For Mr. Schachter, the gallery's only real flaw is its obscure location. "Ideally it would have been in a very high-trafficked area," he said, "preferably outside the West Chelsea gallery district, which is inaccessible to public transportation and inaccessible to a mainstream audience."

Since the early 90's, Mr. Schachter has been trying to attract viewers who may be unfamiliar with contemporary art by presenting work in a less intimidating context. (Abstract paintings and sculpture by Robert Reynolds are currently on view.) "When I did shows in temporary storefronts, I never put a sign that said `gallery' on the wall," he said, "because that would automatically turn away 99 percent of the population. I would always keep the doors open, stay open extra hours, stay open on Sundays. I mean, not one gallery in Chelsea is open on Sunday," he said somewhat hyperbolically. "And you wonder, why would these galleries be closed on the one day ordinary people have time to go look at art?"

Similarly, in many of his early performance-art pieces, Mr. Acconci tried to take art out of the sterile white cube of the gallery space and into the streets. "At some point in the mid-70's," he said, "I started to realize that I'm more interested in the casual passer-by, in the person who doesn't stop at something because it's called art, but stops because for some reason, this thing interests this person for a little while."

"What drew me to architecture," he continued, "is that it's the art that everybody knows, whether they realize it or not, because everybody's walked through a doorway, everybody's climbed a stairway. But at the same time, maybe they know architecture because they've been oppressed by it. The doorway's been too narrow, the ceiling's been too low — but at least they know it by means of their bodies."

In the early 80's, Mr. Acconci began designing architectural structures, like "Instant House," a phone-booth-size cabinet with collapsible walls emblazoned with American and Soviet flags, which he generally presented in museums and galleries. Then 10 years ago, he officially stopped making art and established the Acconci Studio, near the Manhattan Bridge in Brooklyn, where he works with half a dozen young architects on projects that range from an elementary school courtyard to a floating island in the middle of the Mur River in Austria. "Do I think I'm an architect?" he asked. "I think we do architecture." Mr. Schachter's gallery was the studio's first private commission and first built interior.
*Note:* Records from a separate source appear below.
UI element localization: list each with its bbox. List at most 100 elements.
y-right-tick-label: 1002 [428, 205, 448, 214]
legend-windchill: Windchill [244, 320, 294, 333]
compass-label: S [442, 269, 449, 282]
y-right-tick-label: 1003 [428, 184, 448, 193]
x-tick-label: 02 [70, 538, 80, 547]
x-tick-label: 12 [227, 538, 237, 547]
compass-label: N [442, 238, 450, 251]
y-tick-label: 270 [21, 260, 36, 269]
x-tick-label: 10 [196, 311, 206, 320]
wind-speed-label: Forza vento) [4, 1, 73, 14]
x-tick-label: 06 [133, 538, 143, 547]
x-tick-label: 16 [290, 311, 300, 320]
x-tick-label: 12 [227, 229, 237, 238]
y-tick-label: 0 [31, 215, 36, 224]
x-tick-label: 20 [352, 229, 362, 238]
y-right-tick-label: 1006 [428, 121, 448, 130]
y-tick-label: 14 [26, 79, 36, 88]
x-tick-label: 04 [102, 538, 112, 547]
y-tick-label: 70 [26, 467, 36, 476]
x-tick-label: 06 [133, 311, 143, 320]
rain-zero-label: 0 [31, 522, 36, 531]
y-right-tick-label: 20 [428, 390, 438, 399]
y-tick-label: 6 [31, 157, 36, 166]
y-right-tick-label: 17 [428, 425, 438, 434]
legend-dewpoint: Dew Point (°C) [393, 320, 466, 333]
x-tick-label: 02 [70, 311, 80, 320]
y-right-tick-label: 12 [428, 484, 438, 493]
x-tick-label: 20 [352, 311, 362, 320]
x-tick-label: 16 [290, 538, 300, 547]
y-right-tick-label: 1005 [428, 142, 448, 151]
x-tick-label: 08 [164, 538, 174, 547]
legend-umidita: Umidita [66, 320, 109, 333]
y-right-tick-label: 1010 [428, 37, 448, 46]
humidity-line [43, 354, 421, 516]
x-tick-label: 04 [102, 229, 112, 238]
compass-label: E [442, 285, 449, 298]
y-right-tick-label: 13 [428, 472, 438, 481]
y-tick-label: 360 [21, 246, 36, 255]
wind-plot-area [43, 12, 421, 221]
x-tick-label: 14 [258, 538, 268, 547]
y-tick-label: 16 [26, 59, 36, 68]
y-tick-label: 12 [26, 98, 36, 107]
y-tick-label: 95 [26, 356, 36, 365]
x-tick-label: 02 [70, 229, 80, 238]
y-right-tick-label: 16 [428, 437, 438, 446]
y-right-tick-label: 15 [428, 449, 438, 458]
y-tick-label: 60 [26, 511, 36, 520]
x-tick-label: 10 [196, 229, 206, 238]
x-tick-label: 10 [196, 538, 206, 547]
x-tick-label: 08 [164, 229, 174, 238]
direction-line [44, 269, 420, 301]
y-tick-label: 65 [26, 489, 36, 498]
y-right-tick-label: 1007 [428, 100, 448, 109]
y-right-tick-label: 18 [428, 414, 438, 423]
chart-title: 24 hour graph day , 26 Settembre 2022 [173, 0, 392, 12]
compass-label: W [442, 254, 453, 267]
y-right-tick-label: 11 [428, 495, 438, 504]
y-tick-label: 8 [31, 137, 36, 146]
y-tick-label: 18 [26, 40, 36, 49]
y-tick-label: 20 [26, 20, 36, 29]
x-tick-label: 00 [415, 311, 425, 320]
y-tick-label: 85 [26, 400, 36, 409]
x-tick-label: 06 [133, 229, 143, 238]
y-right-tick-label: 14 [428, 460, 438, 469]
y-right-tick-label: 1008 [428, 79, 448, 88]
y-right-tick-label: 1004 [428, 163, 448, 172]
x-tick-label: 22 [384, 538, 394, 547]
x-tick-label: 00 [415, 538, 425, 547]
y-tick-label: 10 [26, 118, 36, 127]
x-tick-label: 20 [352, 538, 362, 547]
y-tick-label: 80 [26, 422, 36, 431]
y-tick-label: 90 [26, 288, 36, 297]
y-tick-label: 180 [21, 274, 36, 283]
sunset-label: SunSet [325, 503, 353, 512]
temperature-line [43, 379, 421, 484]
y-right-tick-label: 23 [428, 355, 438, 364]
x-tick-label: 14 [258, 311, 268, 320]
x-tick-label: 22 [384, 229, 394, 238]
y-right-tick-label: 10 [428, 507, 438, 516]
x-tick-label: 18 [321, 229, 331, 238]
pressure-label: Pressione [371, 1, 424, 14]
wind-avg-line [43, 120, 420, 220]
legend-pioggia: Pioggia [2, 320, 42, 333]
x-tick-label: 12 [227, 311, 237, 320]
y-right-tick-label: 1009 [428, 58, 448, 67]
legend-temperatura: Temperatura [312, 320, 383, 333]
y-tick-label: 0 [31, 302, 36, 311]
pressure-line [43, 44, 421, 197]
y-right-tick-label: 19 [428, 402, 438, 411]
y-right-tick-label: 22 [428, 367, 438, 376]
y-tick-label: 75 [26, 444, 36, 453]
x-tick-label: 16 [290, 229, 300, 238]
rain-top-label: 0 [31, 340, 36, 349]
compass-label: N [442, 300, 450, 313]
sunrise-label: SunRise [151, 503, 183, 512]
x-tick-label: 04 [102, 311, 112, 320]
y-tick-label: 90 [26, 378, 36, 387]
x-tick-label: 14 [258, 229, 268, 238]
In planning his exhibitions, Mr. Schachter has tried to make the content as fluid and mutable as the walls themselves. "An integral part of my program is to work outside the confines of the art world, to cross-pollinate with architects, fashion designers, dance groups and musicians," he explained. "For me, this gallery is like a small incubator for nurturing ideas, for working with disparate groups of people. And I remain so hopeful that contemporary art could speak to people and become an integral part of people's lives if it's presented in a human way." 

  Mia Fineman is the author, with Maria Morris Hambourg, of "Richard Avedon: Portraits" (Abrams, 2002).